Anyway, back to the story. The Law Center had learned that protesters calling themselves “Operation Rescue” were planning to block access to abortion clinics in King County. The Center wanted to do what it could to prevent that interference. So, on behalf of a coalition of health care providers, organizations, and individuals who wanted to protect the right of women to obtain legal abortions, we brought suit and obtained a temporary restraining order from the King County Superior Court.

That was just the beginning—little did I know that this matter would end up absorbing much of my time over the next few years, as I assisted Lisa in her supervision and coordination of a statewide effort to protect health care providers and their patients. The case had a number of twists and turns—we were removed to federal court, we pursued civil contempt sanctions, we defended the sanctions before the Ninth Circuit of Appeals (Aradia Women’s Health Center v. Operation Rescue), and we negotiated settlements. Throughout the process, we were assisted by lawyers at other firms in Seattle and all around the state. It was an amazing collaborative effort and, in the end, we did manage to stop the protesters from blocking access to clinics (through the legal process and, eventually, through state legislation). When I look back, I am proud of what we were able to accomplish.

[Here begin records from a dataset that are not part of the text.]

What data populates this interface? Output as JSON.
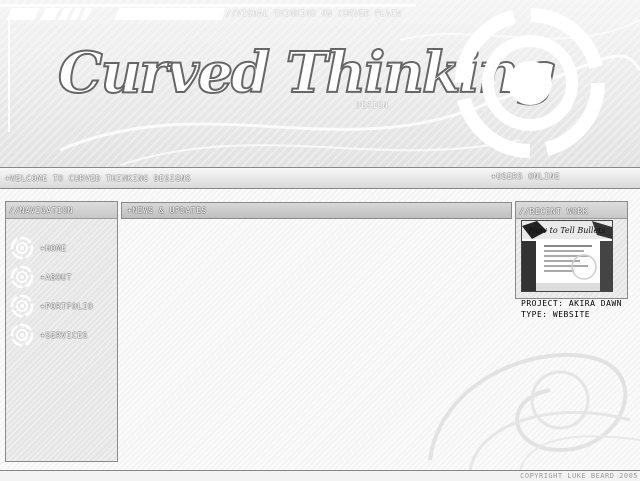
{
  "header": {
    "tagline": "//Visual thinking on curved plain",
    "logo_title": "Curved Thinking",
    "logo_subtitle": "Design"
  },
  "welcome_bar": {
    "welcome_text": "+Welcome to Curved Thinking Designs",
    "users_online": "+Users Online"
  },
  "navigation": {
    "title": "//Navigation",
    "items": [
      {
        "label": "+Home",
        "icon": "target-icon"
      },
      {
        "label": "+About",
        "icon": "target-icon"
      },
      {
        "label": "+Portfolio",
        "icon": "target-icon"
      },
      {
        "label": "+Services",
        "icon": "target-icon"
      }
    ]
  },
  "news": {
    "title": "+News & Updates"
  },
  "recent_work": {
    "title": "//Recent Work",
    "thumbnail_title": "How to Tell Bullets",
    "project_label": "Project: Akira Dawn",
    "type_label": "Type: Website"
  },
  "footer": {
    "copyright": "Copyright Luke Beard 2005"
  },
  "colors": {
    "background": "#fafafa",
    "panel": "#e6e6e6",
    "border": "#8a8a8a",
    "text_dark": "#333333"
  }
}
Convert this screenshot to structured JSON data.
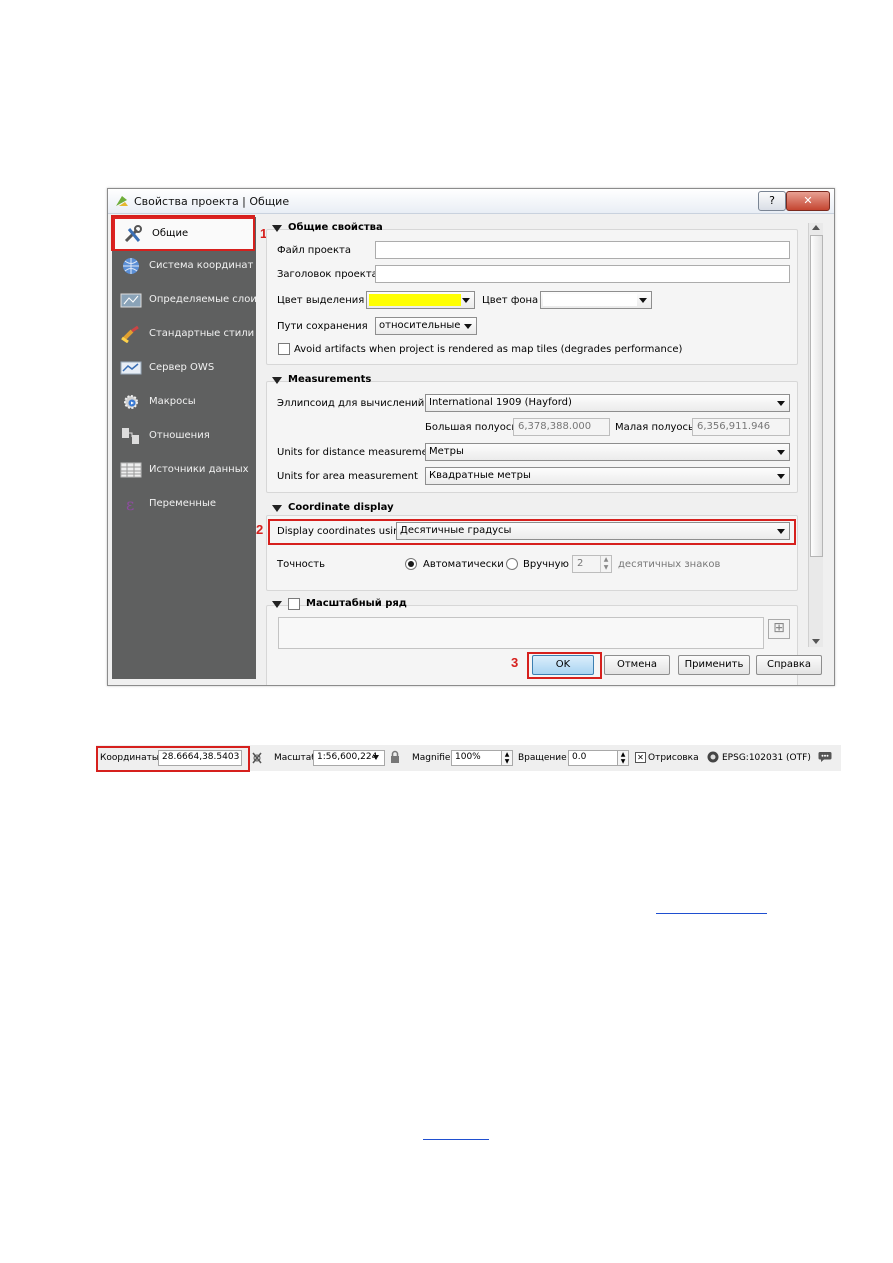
{
  "dialog": {
    "title": "Свойства проекта | Общие",
    "help_button": "?",
    "close_button": "✕"
  },
  "sidebar": {
    "items": [
      {
        "label": "Общие",
        "icon": "tools-icon"
      },
      {
        "label": "Система координат",
        "icon": "globe-icon"
      },
      {
        "label": "Определяемые слои",
        "icon": "layers-icon"
      },
      {
        "label": "Стандартные стили",
        "icon": "brush-icon"
      },
      {
        "label": "Сервер OWS",
        "icon": "ows-icon"
      },
      {
        "label": "Макросы",
        "icon": "macro-gear-icon"
      },
      {
        "label": "Отношения",
        "icon": "relations-icon"
      },
      {
        "label": "Источники данных",
        "icon": "table-icon"
      },
      {
        "label": "Переменные",
        "icon": "epsilon-icon"
      }
    ]
  },
  "general": {
    "title": "Общие свойства",
    "project_file_label": "Файл проекта",
    "project_file_value": "",
    "project_title_label": "Заголовок проекта",
    "project_title_value": "",
    "selection_color_label": "Цвет выделения",
    "selection_color": "#ffff00",
    "background_color_label": "Цвет фона",
    "background_color": "#ffffff",
    "save_paths_label": "Пути сохранения",
    "save_paths_value": "относительные",
    "avoid_artifacts_label": "Avoid artifacts when project is rendered as map tiles (degrades performance)"
  },
  "measurements": {
    "title": "Measurements",
    "ellipsoid_label": "Эллипсоид для вычислений",
    "ellipsoid_value": "International 1909 (Hayford)",
    "semi_major_label": "Большая полуось",
    "semi_major_value": "6,378,388.000",
    "semi_minor_label": "Малая полуось",
    "semi_minor_value": "6,356,911.946",
    "distance_units_label": "Units for distance measurement",
    "distance_units_value": "Метры",
    "area_units_label": "Units for area measurement",
    "area_units_value": "Квадратные метры"
  },
  "coordinate_display": {
    "title": "Coordinate display",
    "display_using_label": "Display coordinates using",
    "display_using_value": "Десятичные градусы",
    "precision_label": "Точность",
    "auto_label": "Автоматически",
    "manual_label": "Вручную",
    "manual_value": "2",
    "decimals_label": "десятичных знаков"
  },
  "scales": {
    "title": "Масштабный ряд"
  },
  "buttons": {
    "ok": "OK",
    "cancel": "Отмена",
    "apply": "Применить",
    "help": "Справка"
  },
  "callouts": [
    "1",
    "2",
    "3"
  ],
  "statusbar": {
    "coords_label": "Координаты",
    "coords_value": "28.6664,38.5403",
    "scale_label": "Масштаб",
    "scale_value": "1:56,600,224",
    "magnifier_label": "Magnifier",
    "magnifier_value": "100%",
    "rotation_label": "Вращение",
    "rotation_value": "0.0",
    "render_label": "Отрисовка",
    "crs_label": "EPSG:102031 (OTF)"
  },
  "colors": {
    "sidebar": "#5f6060",
    "callout": "#d6201d",
    "link": "#1f4fd0"
  }
}
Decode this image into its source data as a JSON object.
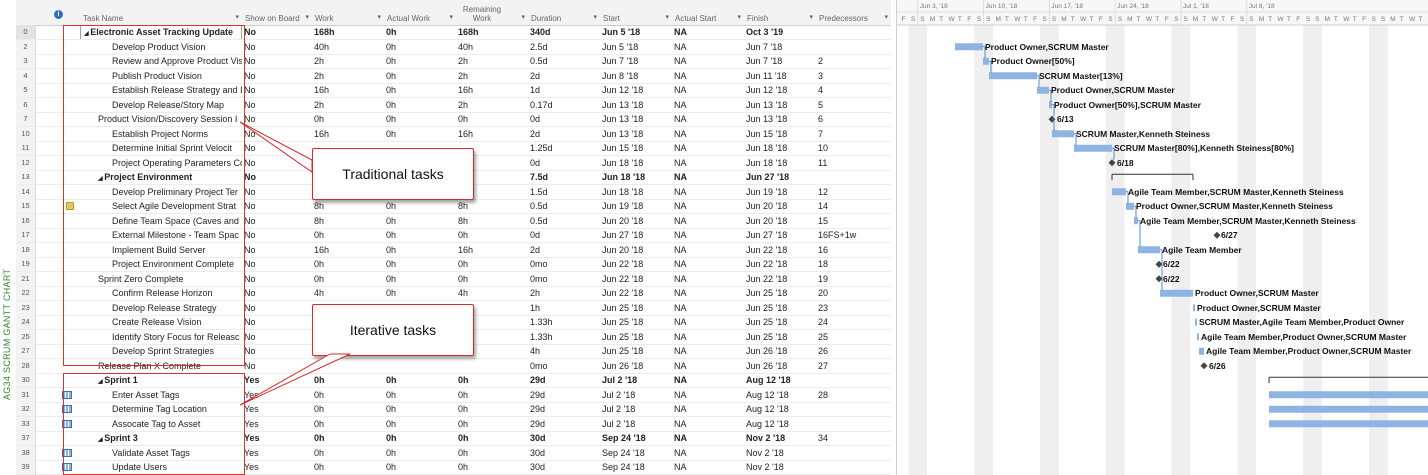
{
  "sidebar": {
    "label": "AG34 SCRUM GANTT CHART"
  },
  "columns": {
    "info": "i",
    "task_name": "Task Name",
    "show_on_board": "Show on Board",
    "work": "Work",
    "actual_work": "Actual Work",
    "remaining_work": "Remaining Work",
    "duration": "Duration",
    "start": "Start",
    "actual_start": "Actual Start",
    "finish": "Finish",
    "predecessors": "Predecessors"
  },
  "rows": [
    {
      "id": "0",
      "name": "Electronic Asset Tracking Update",
      "indent": 0,
      "summary": true,
      "show": "No",
      "work": "168h",
      "actual_work": "0h",
      "remaining": "168h",
      "duration": "340d",
      "start": "Jun 5 '18",
      "actual_start": "NA",
      "finish": "Oct 3 '19",
      "pred": "",
      "icon": ""
    },
    {
      "id": "2",
      "name": "Develop Product Vision",
      "indent": 2,
      "summary": false,
      "show": "No",
      "work": "40h",
      "actual_work": "0h",
      "remaining": "40h",
      "duration": "2.5d",
      "start": "Jun 5 '18",
      "actual_start": "NA",
      "finish": "Jun 7 '18",
      "pred": "",
      "icon": ""
    },
    {
      "id": "3",
      "name": "Review and Approve Product Vis",
      "indent": 2,
      "summary": false,
      "show": "No",
      "work": "2h",
      "actual_work": "0h",
      "remaining": "2h",
      "duration": "0.5d",
      "start": "Jun 7 '18",
      "actual_start": "NA",
      "finish": "Jun 7 '18",
      "pred": "2",
      "icon": ""
    },
    {
      "id": "4",
      "name": "Publish Product Vision",
      "indent": 2,
      "summary": false,
      "show": "No",
      "work": "2h",
      "actual_work": "0h",
      "remaining": "2h",
      "duration": "2d",
      "start": "Jun 8 '18",
      "actual_start": "NA",
      "finish": "Jun 11 '18",
      "pred": "3",
      "icon": ""
    },
    {
      "id": "5",
      "name": "Establish Release Strategy and Dr",
      "indent": 2,
      "summary": false,
      "show": "No",
      "work": "16h",
      "actual_work": "0h",
      "remaining": "16h",
      "duration": "1d",
      "start": "Jun 12 '18",
      "actual_start": "NA",
      "finish": "Jun 12 '18",
      "pred": "4",
      "icon": ""
    },
    {
      "id": "6",
      "name": "Develop Release/Story Map",
      "indent": 2,
      "summary": false,
      "show": "No",
      "work": "2h",
      "actual_work": "0h",
      "remaining": "2h",
      "duration": "0.17d",
      "start": "Jun 13 '18",
      "actual_start": "NA",
      "finish": "Jun 13 '18",
      "pred": "5",
      "icon": ""
    },
    {
      "id": "7",
      "name": "Product Vision/Discovery Session I",
      "indent": 1,
      "summary": false,
      "show": "No",
      "work": "0h",
      "actual_work": "0h",
      "remaining": "0h",
      "duration": "0d",
      "start": "Jun 13 '18",
      "actual_start": "NA",
      "finish": "Jun 13 '18",
      "pred": "6",
      "icon": ""
    },
    {
      "id": "10",
      "name": "Establish Project Norms",
      "indent": 2,
      "summary": false,
      "show": "No",
      "work": "16h",
      "actual_work": "0h",
      "remaining": "16h",
      "duration": "2d",
      "start": "Jun 13 '18",
      "actual_start": "NA",
      "finish": "Jun 15 '18",
      "pred": "7",
      "icon": ""
    },
    {
      "id": "11",
      "name": "Determine Initial Sprint Velocit",
      "indent": 2,
      "summary": false,
      "show": "No",
      "work": "",
      "actual_work": "",
      "remaining": "",
      "duration": "1.25d",
      "start": "Jun 15 '18",
      "actual_start": "NA",
      "finish": "Jun 18 '18",
      "pred": "10",
      "icon": ""
    },
    {
      "id": "12",
      "name": "Project Operating Parameters Co",
      "indent": 2,
      "summary": false,
      "show": "No",
      "work": "",
      "actual_work": "",
      "remaining": "",
      "duration": "0d",
      "start": "Jun 18 '18",
      "actual_start": "NA",
      "finish": "Jun 18 '18",
      "pred": "11",
      "icon": ""
    },
    {
      "id": "13",
      "name": "Project Environment",
      "indent": 1,
      "summary": true,
      "show": "No",
      "work": "",
      "actual_work": "",
      "remaining": "",
      "duration": "7.5d",
      "start": "Jun 18 '18",
      "actual_start": "NA",
      "finish": "Jun 27 '18",
      "pred": "",
      "icon": ""
    },
    {
      "id": "14",
      "name": "Develop Preliminary Project Ter",
      "indent": 2,
      "summary": false,
      "show": "No",
      "work": "",
      "actual_work": "",
      "remaining": "",
      "duration": "1.5d",
      "start": "Jun 18 '18",
      "actual_start": "NA",
      "finish": "Jun 19 '18",
      "pred": "12",
      "icon": ""
    },
    {
      "id": "15",
      "name": "Select Agile Development Strat",
      "indent": 2,
      "summary": false,
      "show": "No",
      "work": "8h",
      "actual_work": "0h",
      "remaining": "8h",
      "duration": "0.5d",
      "start": "Jun 19 '18",
      "actual_start": "NA",
      "finish": "Jun 20 '18",
      "pred": "14",
      "icon": "note"
    },
    {
      "id": "16",
      "name": "Define Team Space (Caves and",
      "indent": 2,
      "summary": false,
      "show": "No",
      "work": "8h",
      "actual_work": "0h",
      "remaining": "8h",
      "duration": "0.5d",
      "start": "Jun 20 '18",
      "actual_start": "NA",
      "finish": "Jun 20 '18",
      "pred": "15",
      "icon": ""
    },
    {
      "id": "17",
      "name": "External Milestone - Team Spac",
      "indent": 2,
      "summary": false,
      "show": "No",
      "work": "0h",
      "actual_work": "0h",
      "remaining": "0h",
      "duration": "0d",
      "start": "Jun 27 '18",
      "actual_start": "NA",
      "finish": "Jun 27 '18",
      "pred": "16FS+1w",
      "icon": ""
    },
    {
      "id": "18",
      "name": "Implement Build Server",
      "indent": 2,
      "summary": false,
      "show": "No",
      "work": "16h",
      "actual_work": "0h",
      "remaining": "16h",
      "duration": "2d",
      "start": "Jun 20 '18",
      "actual_start": "NA",
      "finish": "Jun 22 '18",
      "pred": "16",
      "icon": ""
    },
    {
      "id": "19",
      "name": "Project Environment Complete",
      "indent": 2,
      "summary": false,
      "show": "No",
      "work": "0h",
      "actual_work": "0h",
      "remaining": "0h",
      "duration": "0mo",
      "start": "Jun 22 '18",
      "actual_start": "NA",
      "finish": "Jun 22 '18",
      "pred": "18",
      "icon": ""
    },
    {
      "id": "21",
      "name": "Sprint Zero Complete",
      "indent": 1,
      "summary": false,
      "show": "No",
      "work": "0h",
      "actual_work": "0h",
      "remaining": "0h",
      "duration": "0mo",
      "start": "Jun 22 '18",
      "actual_start": "NA",
      "finish": "Jun 22 '18",
      "pred": "19",
      "icon": ""
    },
    {
      "id": "22",
      "name": "Confirm Release Horizon",
      "indent": 2,
      "summary": false,
      "show": "No",
      "work": "4h",
      "actual_work": "0h",
      "remaining": "4h",
      "duration": "2h",
      "start": "Jun 22 '18",
      "actual_start": "NA",
      "finish": "Jun 25 '18",
      "pred": "20",
      "icon": ""
    },
    {
      "id": "23",
      "name": "Develop Release Strategy",
      "indent": 2,
      "summary": false,
      "show": "No",
      "work": "",
      "actual_work": "",
      "remaining": "",
      "duration": "1h",
      "start": "Jun 25 '18",
      "actual_start": "NA",
      "finish": "Jun 25 '18",
      "pred": "23",
      "icon": ""
    },
    {
      "id": "24",
      "name": "Create Release Vision",
      "indent": 2,
      "summary": false,
      "show": "No",
      "work": "",
      "actual_work": "",
      "remaining": "",
      "duration": "1.33h",
      "start": "Jun 25 '18",
      "actual_start": "NA",
      "finish": "Jun 25 '18",
      "pred": "24",
      "icon": ""
    },
    {
      "id": "25",
      "name": "Identify Story Focus for Releasc",
      "indent": 2,
      "summary": false,
      "show": "No",
      "work": "",
      "actual_work": "",
      "remaining": "",
      "duration": "1.33h",
      "start": "Jun 25 '18",
      "actual_start": "NA",
      "finish": "Jun 25 '18",
      "pred": "25",
      "icon": ""
    },
    {
      "id": "27",
      "name": "Develop Sprint Strategies",
      "indent": 2,
      "summary": false,
      "show": "No",
      "work": "",
      "actual_work": "",
      "remaining": "",
      "duration": "4h",
      "start": "Jun 25 '18",
      "actual_start": "NA",
      "finish": "Jun 26 '18",
      "pred": "26",
      "icon": ""
    },
    {
      "id": "28",
      "name": "Release Plan X Complete",
      "indent": 1,
      "summary": false,
      "show": "No",
      "work": "",
      "actual_work": "",
      "remaining": "",
      "duration": "0mo",
      "start": "Jun 26 '18",
      "actual_start": "NA",
      "finish": "Jun 26 '18",
      "pred": "27",
      "icon": ""
    },
    {
      "id": "30",
      "name": "Sprint 1",
      "indent": 1,
      "summary": true,
      "show": "Yes",
      "work": "0h",
      "actual_work": "0h",
      "remaining": "0h",
      "duration": "29d",
      "start": "Jul 2 '18",
      "actual_start": "NA",
      "finish": "Aug 12 '18",
      "pred": "",
      "icon": ""
    },
    {
      "id": "31",
      "name": "Enter Asset Tags",
      "indent": 2,
      "summary": false,
      "show": "Yes",
      "work": "0h",
      "actual_work": "0h",
      "remaining": "0h",
      "duration": "29d",
      "start": "Jul 2 '18",
      "actual_start": "NA",
      "finish": "Aug 12 '18",
      "pred": "28",
      "icon": "grid"
    },
    {
      "id": "32",
      "name": "Determine Tag Location",
      "indent": 2,
      "summary": false,
      "show": "Yes",
      "work": "0h",
      "actual_work": "0h",
      "remaining": "0h",
      "duration": "29d",
      "start": "Jul 2 '18",
      "actual_start": "NA",
      "finish": "Aug 12 '18",
      "pred": "",
      "icon": "grid"
    },
    {
      "id": "33",
      "name": "Assocate Tag to Asset",
      "indent": 2,
      "summary": false,
      "show": "Yes",
      "work": "0h",
      "actual_work": "0h",
      "remaining": "0h",
      "duration": "29d",
      "start": "Jul 2 '18",
      "actual_start": "NA",
      "finish": "Aug 12 '18",
      "pred": "",
      "icon": "grid"
    },
    {
      "id": "37",
      "name": "Sprint 3",
      "indent": 1,
      "summary": true,
      "show": "Yes",
      "work": "0h",
      "actual_work": "0h",
      "remaining": "0h",
      "duration": "30d",
      "start": "Sep 24 '18",
      "actual_start": "NA",
      "finish": "Nov 2 '18",
      "pred": "34",
      "icon": ""
    },
    {
      "id": "38",
      "name": "Validate Asset Tags",
      "indent": 2,
      "summary": false,
      "show": "Yes",
      "work": "0h",
      "actual_work": "0h",
      "remaining": "0h",
      "duration": "30d",
      "start": "Sep 24 '18",
      "actual_start": "NA",
      "finish": "Nov 2 '18",
      "pred": "",
      "icon": "grid"
    },
    {
      "id": "39",
      "name": "Update Users",
      "indent": 2,
      "summary": false,
      "show": "Yes",
      "work": "0h",
      "actual_work": "0h",
      "remaining": "0h",
      "duration": "30d",
      "start": "Sep 24 '18",
      "actual_start": "NA",
      "finish": "Nov 2 '18",
      "pred": "",
      "icon": "grid"
    }
  ],
  "callouts": {
    "traditional": "Traditional tasks",
    "iterative": "Iterative tasks"
  },
  "gantt": {
    "weeks": [
      "Jun 3, '18",
      "Jun 10, '18",
      "Jun 17, '18",
      "Jun 24, '18",
      "Jul 1, '18",
      "Jul 8, '18"
    ],
    "day_letters": [
      "F",
      "S",
      "S",
      "M",
      "T",
      "W",
      "T",
      "F",
      "S",
      "S",
      "M",
      "T",
      "W",
      "T",
      "F",
      "S",
      "S",
      "M",
      "T",
      "W",
      "T",
      "F",
      "S",
      "S",
      "M",
      "T",
      "W",
      "T",
      "F",
      "S",
      "S",
      "M",
      "T",
      "W",
      "T",
      "F",
      "S",
      "S",
      "M",
      "T",
      "W",
      "T",
      "F",
      "S",
      "S",
      "M",
      "T",
      "W",
      "T",
      "F",
      "S",
      "S",
      "M",
      "T",
      "W",
      "T"
    ],
    "bar_color": "#8fb4e3",
    "labels": [
      {
        "row": 1,
        "text": "Product Owner,SCRUM Master"
      },
      {
        "row": 2,
        "text": "Product Owner[50%]"
      },
      {
        "row": 3,
        "text": "SCRUM Master[13%]"
      },
      {
        "row": 4,
        "text": "Product Owner,SCRUM Master"
      },
      {
        "row": 5,
        "text": "Product Owner[50%],SCRUM Master"
      },
      {
        "row": 6,
        "text": "6/13"
      },
      {
        "row": 7,
        "text": "SCRUM Master,Kenneth Steiness"
      },
      {
        "row": 8,
        "text": "SCRUM Master[80%],Kenneth Steiness[80%]"
      },
      {
        "row": 9,
        "text": "6/18"
      },
      {
        "row": 11,
        "text": "Agile Team Member,SCRUM Master,Kenneth Steiness"
      },
      {
        "row": 12,
        "text": "Product Owner,SCRUM Master,Kenneth Steiness"
      },
      {
        "row": 13,
        "text": "Agile Team Member,SCRUM Master,Kenneth Steiness"
      },
      {
        "row": 14,
        "text": "6/27"
      },
      {
        "row": 15,
        "text": "Agile Team Member"
      },
      {
        "row": 16,
        "text": "6/22"
      },
      {
        "row": 17,
        "text": "6/22"
      },
      {
        "row": 18,
        "text": "Product Owner,SCRUM Master"
      },
      {
        "row": 19,
        "text": "Product Owner,SCRUM Master"
      },
      {
        "row": 20,
        "text": "SCRUM Master,Agile Team Member,Product Owner"
      },
      {
        "row": 21,
        "text": "Agile Team Member,Product Owner,SCRUM Master"
      },
      {
        "row": 22,
        "text": "Agile Team Member,Product Owner,SCRUM Master"
      },
      {
        "row": 23,
        "text": "6/26"
      }
    ]
  }
}
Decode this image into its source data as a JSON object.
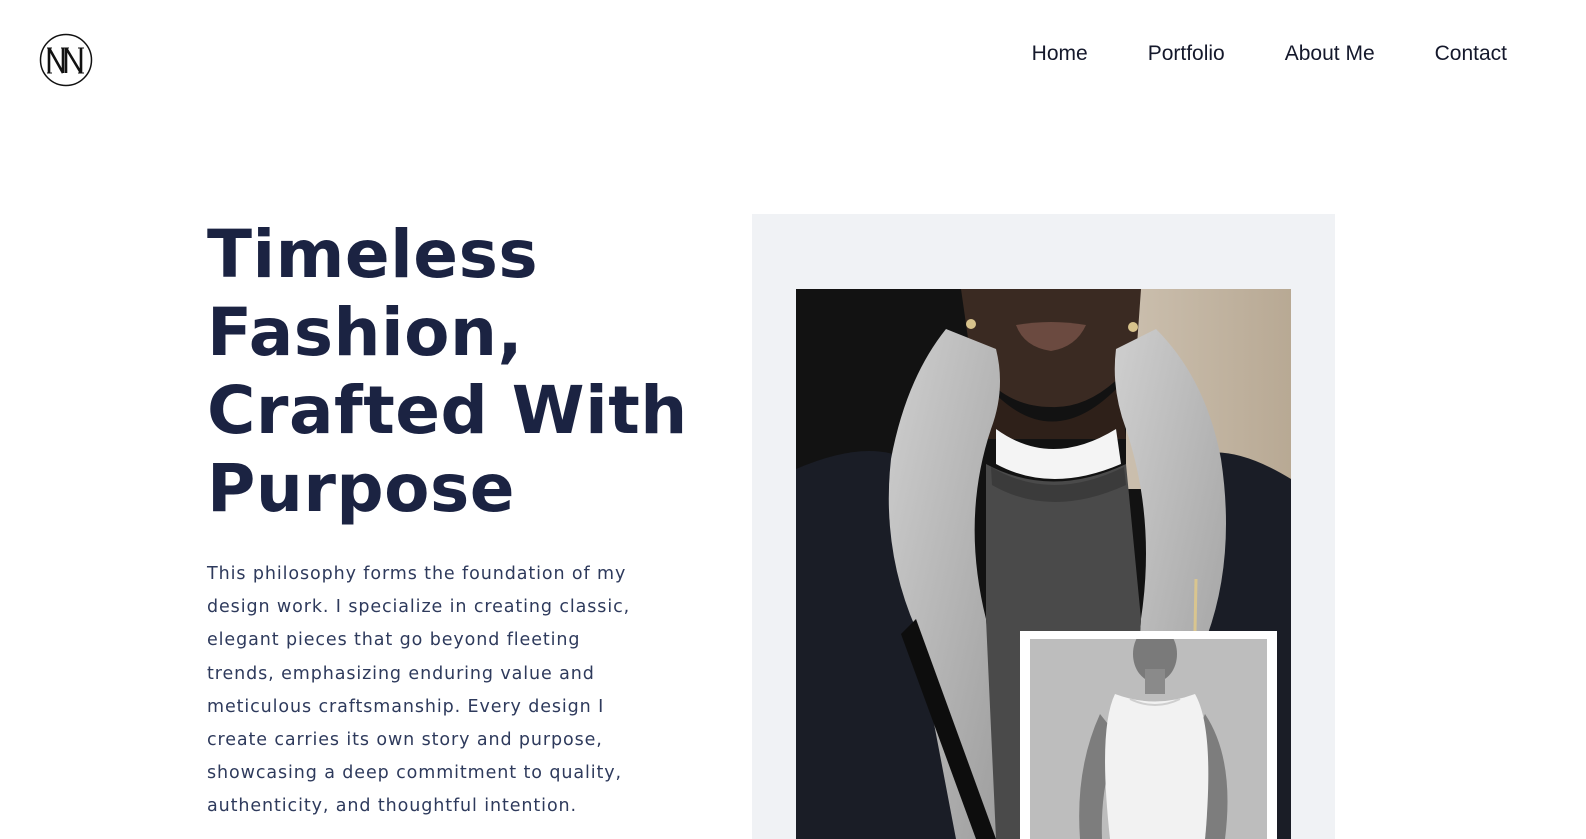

Jill Bowman is a partner of the law firm Soel Rives LLP, where she handles federal and state court cases and appeals involving a broad range of corporate and commercial matters, including state unfair practice laws, business torts, and labor and employment issues. Jill was a joint recipient of the Northwest Women's Law Center Founder's Award in 1990 for her work in Aradia Women's Health Center v. Operation Rescue.